Sorry, I didn’t really answer your question too convincingly there, did I?

INT: No. But you are forgiven. Your film may be crap, but it’s one film more than I’ve made.

MARK: You didn’t like it?

INT: I haven’t seen it.

MARK: Then how can you comment on it like that?

INT: Well, if most of the population haven’t seen or even heard of it, it can’t be all that good. And it’s black and white!

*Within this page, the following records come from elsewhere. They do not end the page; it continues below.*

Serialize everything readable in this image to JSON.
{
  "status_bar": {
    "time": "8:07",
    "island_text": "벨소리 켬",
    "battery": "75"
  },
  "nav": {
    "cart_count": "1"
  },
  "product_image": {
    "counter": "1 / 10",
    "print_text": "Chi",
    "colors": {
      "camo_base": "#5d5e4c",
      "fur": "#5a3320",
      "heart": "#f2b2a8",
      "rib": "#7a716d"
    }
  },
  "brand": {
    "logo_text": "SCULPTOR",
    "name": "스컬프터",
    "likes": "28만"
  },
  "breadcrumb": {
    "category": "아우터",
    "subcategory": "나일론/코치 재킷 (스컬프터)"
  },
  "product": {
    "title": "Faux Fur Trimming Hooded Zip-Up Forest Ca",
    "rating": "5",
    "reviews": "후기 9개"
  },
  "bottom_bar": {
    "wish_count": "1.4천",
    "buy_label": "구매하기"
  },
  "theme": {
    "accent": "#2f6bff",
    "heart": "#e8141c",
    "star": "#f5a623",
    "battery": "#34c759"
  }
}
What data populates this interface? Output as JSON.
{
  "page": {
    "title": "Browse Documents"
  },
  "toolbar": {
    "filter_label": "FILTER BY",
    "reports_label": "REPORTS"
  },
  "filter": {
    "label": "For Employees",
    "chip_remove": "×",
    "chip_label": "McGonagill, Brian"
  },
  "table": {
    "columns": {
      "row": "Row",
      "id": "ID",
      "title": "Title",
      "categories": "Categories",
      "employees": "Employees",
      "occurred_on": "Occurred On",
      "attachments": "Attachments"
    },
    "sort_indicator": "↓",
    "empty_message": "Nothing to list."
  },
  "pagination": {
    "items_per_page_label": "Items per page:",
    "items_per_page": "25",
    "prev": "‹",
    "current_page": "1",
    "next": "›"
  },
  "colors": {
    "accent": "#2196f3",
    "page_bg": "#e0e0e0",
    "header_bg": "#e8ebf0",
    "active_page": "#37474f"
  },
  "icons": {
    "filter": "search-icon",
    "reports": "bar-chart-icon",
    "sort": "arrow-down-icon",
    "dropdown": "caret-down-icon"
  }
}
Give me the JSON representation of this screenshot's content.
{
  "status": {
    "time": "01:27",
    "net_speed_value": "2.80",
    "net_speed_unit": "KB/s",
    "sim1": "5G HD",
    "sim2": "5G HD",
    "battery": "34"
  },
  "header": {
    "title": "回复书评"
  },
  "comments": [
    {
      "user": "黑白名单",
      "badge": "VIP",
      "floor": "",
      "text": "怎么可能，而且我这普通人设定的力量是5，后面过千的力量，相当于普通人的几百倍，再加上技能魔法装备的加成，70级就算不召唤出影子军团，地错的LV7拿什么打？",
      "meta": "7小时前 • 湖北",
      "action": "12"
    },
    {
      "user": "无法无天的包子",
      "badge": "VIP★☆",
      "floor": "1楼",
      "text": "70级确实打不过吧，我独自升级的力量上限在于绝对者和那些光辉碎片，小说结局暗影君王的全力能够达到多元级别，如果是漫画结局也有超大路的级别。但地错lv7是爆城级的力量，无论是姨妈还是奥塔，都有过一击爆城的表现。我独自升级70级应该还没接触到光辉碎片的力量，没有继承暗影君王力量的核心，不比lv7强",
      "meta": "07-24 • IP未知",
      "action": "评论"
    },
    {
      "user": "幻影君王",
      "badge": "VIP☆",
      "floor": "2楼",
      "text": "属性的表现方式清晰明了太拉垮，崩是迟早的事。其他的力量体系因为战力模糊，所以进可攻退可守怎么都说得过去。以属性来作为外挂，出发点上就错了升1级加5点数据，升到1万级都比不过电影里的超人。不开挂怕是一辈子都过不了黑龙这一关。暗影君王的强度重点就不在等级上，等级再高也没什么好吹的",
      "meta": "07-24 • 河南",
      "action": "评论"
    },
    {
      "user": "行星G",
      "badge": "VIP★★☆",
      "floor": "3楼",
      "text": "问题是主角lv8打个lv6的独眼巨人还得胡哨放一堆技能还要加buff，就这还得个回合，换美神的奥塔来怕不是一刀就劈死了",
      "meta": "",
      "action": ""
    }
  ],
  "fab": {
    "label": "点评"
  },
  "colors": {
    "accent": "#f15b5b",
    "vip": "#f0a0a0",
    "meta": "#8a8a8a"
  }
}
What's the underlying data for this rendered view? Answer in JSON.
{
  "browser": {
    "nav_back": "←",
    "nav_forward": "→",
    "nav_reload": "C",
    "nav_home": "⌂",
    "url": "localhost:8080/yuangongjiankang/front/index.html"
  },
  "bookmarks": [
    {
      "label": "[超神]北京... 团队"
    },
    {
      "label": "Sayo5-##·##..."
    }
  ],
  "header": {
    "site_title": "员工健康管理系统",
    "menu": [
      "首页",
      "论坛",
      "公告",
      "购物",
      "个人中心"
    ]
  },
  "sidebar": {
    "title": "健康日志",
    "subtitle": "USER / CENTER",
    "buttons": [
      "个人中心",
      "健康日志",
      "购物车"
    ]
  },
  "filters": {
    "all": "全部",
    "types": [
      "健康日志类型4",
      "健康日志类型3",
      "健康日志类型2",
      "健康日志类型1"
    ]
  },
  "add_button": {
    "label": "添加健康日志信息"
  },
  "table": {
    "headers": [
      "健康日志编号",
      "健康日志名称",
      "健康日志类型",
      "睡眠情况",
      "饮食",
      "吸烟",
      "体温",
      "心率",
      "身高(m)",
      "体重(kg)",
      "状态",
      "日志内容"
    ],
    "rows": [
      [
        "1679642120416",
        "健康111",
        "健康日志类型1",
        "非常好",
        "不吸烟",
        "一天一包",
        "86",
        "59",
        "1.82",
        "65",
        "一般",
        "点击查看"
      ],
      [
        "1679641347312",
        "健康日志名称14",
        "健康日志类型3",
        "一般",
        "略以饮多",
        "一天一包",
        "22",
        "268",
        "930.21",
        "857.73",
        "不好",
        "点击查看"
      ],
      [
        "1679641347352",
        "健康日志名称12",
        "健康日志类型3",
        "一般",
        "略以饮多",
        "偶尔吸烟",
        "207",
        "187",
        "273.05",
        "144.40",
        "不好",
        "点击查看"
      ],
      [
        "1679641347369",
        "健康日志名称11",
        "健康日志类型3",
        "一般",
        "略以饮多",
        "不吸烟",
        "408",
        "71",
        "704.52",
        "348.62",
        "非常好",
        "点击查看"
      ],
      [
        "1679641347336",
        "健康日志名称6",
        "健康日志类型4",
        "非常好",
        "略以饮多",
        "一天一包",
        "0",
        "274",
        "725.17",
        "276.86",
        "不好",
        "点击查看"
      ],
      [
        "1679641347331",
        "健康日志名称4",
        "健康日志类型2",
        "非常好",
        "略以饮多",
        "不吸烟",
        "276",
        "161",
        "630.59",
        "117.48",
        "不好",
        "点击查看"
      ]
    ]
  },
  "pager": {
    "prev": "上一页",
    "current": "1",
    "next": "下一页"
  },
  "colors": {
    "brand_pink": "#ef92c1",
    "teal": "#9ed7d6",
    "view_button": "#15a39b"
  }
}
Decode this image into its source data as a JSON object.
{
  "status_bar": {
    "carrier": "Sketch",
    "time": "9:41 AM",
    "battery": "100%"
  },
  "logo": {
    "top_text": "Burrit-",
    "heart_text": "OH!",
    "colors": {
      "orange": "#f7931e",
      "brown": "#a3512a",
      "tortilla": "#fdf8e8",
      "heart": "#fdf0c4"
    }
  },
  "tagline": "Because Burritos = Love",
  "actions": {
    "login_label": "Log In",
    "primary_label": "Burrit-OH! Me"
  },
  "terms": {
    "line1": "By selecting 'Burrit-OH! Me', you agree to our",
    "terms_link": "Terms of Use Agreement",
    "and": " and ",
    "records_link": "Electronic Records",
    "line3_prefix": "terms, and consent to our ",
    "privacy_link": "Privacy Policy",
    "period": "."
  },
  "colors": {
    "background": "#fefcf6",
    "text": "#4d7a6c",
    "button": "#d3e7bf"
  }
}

MARK: It’s early days. The film’s virtually brand new. I’m in a bit of a catch-22. You see, I spent a lot of my own, hard earned, painful arse, money on making Darktaile. Now, I don’t have any left for the proper promotion of it, so everything’s moving VERY slowly.
As an example, Eraserhead, was premiered in 1977, after four years of production, then proceeded to trickle out into the world. Not until around 1981 had it began to achieve its cult status.
There’s a lot of wankers in the industry, I’m not saying that to be bitter, but these twats are born into it and film making becomes a social event, complacency, without heart. Originality is pushed aside to jump on board the next gangster film turkey or one of the many, now inevitable, Bridget Jones copies.
It’s way too early to give up and quite frankly, I never would. Somebody once asked me how long I’ll give myself to make it? Make what?! Where does the line of ‘making it’ come? For me, I’m already ‘making it’, because I’ve achieved the one thing I always wanted to; A feature film that I wrote and directed.
However, if ‘making it’ means signing on the dotted line for the brothers Warner and churning out the next dog shit summer brain drainer, I won’t ‘make it’. That holds no appeal. Of course, I’m going to say that now, nobody’s waving the zeroes in front of my face. But as I stated before, I generally stick to my word and film making means more to me than money. If it is to stay fun, that means working with a small crew, all of whom I know by name, on a picture that I control, because the price tag is low enough to leave me and my merry men and women hassle-free alone. Jerry Bruckheimer breathing down my neck and querying why ten dollars were spent on a new folder for the continuity assistant, sounds about as appealing as Barbara Streisand offering up her ovaries for fertilisation, the old-fashioned way. I shudder.
If I take another twenty years to reach my desired level, I’ll still be average aged for a film director and whilst I may have no money, I’ll be the oldest guy with the youngest starlet(s) on my arm. Brag/wish.
Like Inter City, we’ll get there, eventually.

INT: Thank you very much.

MARK: You’re welcome. Sherbert?

Mark Withers:
Available for services in the arenas of script writing, film direction, editing, children’s parties and as an inexpensive escort to dodgy social events.

Contractually obliging note: Always inform friends and relatives of where you’ll be and at what time you intend to return home.